Die CDU-Fraktion und die Grünen im Römer haben einen gemeinsamen Antrag eingebracht, wonach Baurecht für mehrere bis zu 90 Meter hohe Wohntürme geschaffen werden soll. Der Bebauungsplan soll entsprechend geändert werden.

Wie oben erwähnt, will die Robert Bosch GmbH das Areal an einen Investor verkaufen. Dieser möchte dort Wohnungen bauen. Der Antrag sieht auch eine Beschränkung der Bruttogeschossfläche auf 80.000 Quadratmeter vor (was freilich immer noch eine sehr hohe Grundstücksausnutzung bedeutet). Auch soll die Durchführung eines Architekturwettbewerbs festgeschrieben werden.

Das ist der gemeinsame Antrag:
1. Der Magistrat wird beauftragt, die bauplanungsrechtlichen Grundlagen für die Realisierung von Wohnungsbau auf dem ehemaligen Bosch-Areal westlich des Güterplatzes zu sichern.

2. Hierzu wird der Bebauungsplan Nr. 715 „Güterplatz / Heinrichstraße“ so geändert, dass anstelle des bisher festgesetzten Kerngebietes i.S.d. § 7 BauNVO, das nur einen geringfügigen Wohnungsbauanteil zulässt, eine Baugebietstypologie i.S.d. BauNVO festgesetzt wird, die einen möglichst hohen Anteil an Wohngebäuden zulässt. Ferner ist die maximale Gebäudehöhe auf künftig ca. 90 Meter und die Gesamtausnutzung auf maximal 80.000 Quadratmeter Bruttogeschossfläche im Sinne einer hohen städtebaulichen und Wohnqualität zu begrenzen.

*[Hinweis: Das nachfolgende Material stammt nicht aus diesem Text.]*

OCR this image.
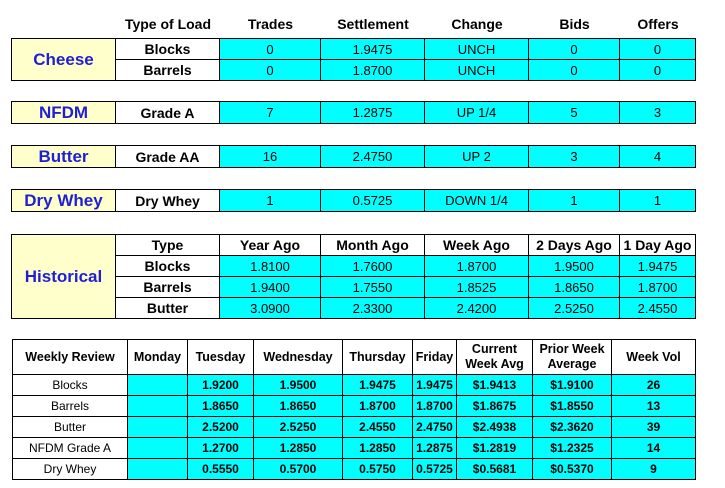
	Type of Load	Trades	Settlement	Change	Bids	Offers
Cheese	Blocks	0	1.9475	UNCH	0	0
	Barrels	0	1.8700	UNCH	0	0
NFDM	Grade A	7	1.2875	UP 1/4	5	3
Butter	Grade AA	16	2.4750	UP 2	3	4
Dry Whey	Dry Whey	1	0.5725	DOWN 1/4	1	1
Historical	Type	Year Ago	Month Ago	Week Ago	2 Days Ago	1 Day Ago
	Blocks	1.8100	1.7600	1.8700	1.9500	1.9475
	Barrels	1.9400	1.7550	1.8525	1.8650	1.8700
	Butter	3.0900	2.3300	2.4200	2.5250	2.4550
Weekly Review	Monday	Tuesday	Wednesday	Thursday	Friday	Current Week Avg	Prior Week Average	Week Vol
Blocks		1.9200	1.9500	1.9475	1.9475	$1.9413	$1.9100	26
Barrels		1.8650	1.8650	1.8700	1.8700	$1.8675	$1.8550	13
Butter		2.5200	2.5250	2.4550	2.4750	$2.4938	$2.3620	39
NFDM Grade A		1.2700	1.2850	1.2850	1.2875	$1.2819	$1.2325	14
Dry Whey		0.5550	0.5700	0.5750	0.5725	$0.5681	$0.5370	9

3. Zur Sicherung einer möglichst hohen städtebaulichen und Architekturqualität ist ein Wettbewerbsverfahren nach den Richtlinien für Planungswettbewerbe, RPW 2013, für das Gesamtareal durchzuführen.

4. Der Magistrat wird beauftragt, zur Beförderung einer frühzeitigen Genehmigungsfähigkeit der Wohnbebauung zeitnah einen qualifizierten Aufstellungsbeschluss für das Änderungsverfahren auf der Grundlage der Anlage vorzubereiten.

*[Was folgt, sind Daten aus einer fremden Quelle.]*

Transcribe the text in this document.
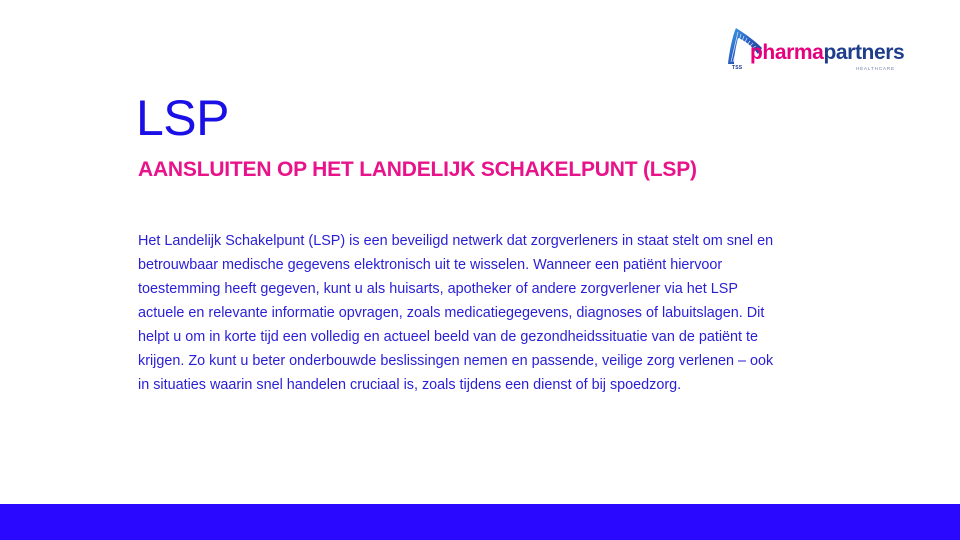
TSS
pharmapartners
HEALTHCARE
LSP
AANSLUITEN OP HET LANDELIJK SCHAKELPUNT (LSP)

Het Landelijk Schakelpunt (LSP) is een beveiligd netwerk dat zorgverleners in staat stelt om snel en betrouwbaar medische gegevens elektronisch uit te wisselen. Wanneer een patiënt hiervoor toestemming heeft gegeven, kunt u als huisarts, apotheker of andere zorgverlener via het LSP actuele en relevante informatie opvragen, zoals medicatiegegevens, diagnoses of labuitslagen. Dit helpt u om in korte tijd een volledig en actueel beeld van de gezondheidssituatie van de patiënt te krijgen. Zo kunt u beter onderbouwde beslissingen nemen en passende, veilige zorg verlenen – ook in situaties waarin snel handelen cruciaal is, zoals tijdens een dienst of bij spoedzorg.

5. Der Magistrat ist ermächtigt, auf Grundlage des qualifizierten Aufstellungsbeschlusses eine öffentliche Auslegung des geänderten Bebauungsplan-Entwurfs i.S.d. § 3 Abs. 2 BauGB ohne weiteren Beschluss durch die Stadtverordnetenversammlung vorzunehmen.

Begründung:
Die Robert Bosch GmbH beabsichtigt ihr Grundstück mit der bauplanungsrechtlichen Festsetzung eines Kerngebietes i.S.d. § 7 BauNVO an der Mainzer Landstraße, westlich des Güterplatzes, an Investoren zu veräußern, die dieses ganz überwiegend mit Wohnungen bebauen möchten. Dies ist vor dem Hintergrund zu sehen, dass das Grundstück – mit Ausnahme einer westlichen Teilfläche (Mainzer Landstraße 146-148, Frankenallee 25) – seit ca. 20 Jahren nicht bebaut werden konnte und brach liegt. Auch nach Rechtsverbindlichkeit des Bebauungsplans Nr. 715 „Güterplatz/Heinrichstraße“ ließ sich bislang kein Investor für eine Büronutzung mit einem Hochhaus bis 160 Metern Höhe finden. Die Robert Bosch GmbH hat sich daher entschlossen, das durch eine hohe Baudichte gekennzeichnete Planungsrecht nicht in Anspruch nehmen zu wollen, die aus dem Planungsrecht resultierende Bewertung des Grundstücks nach unten korrigieren und das Grundstück zu einem Preis veräußern zu wollen, der sich aus einer überwiegenden Wohnnutzung ergibt.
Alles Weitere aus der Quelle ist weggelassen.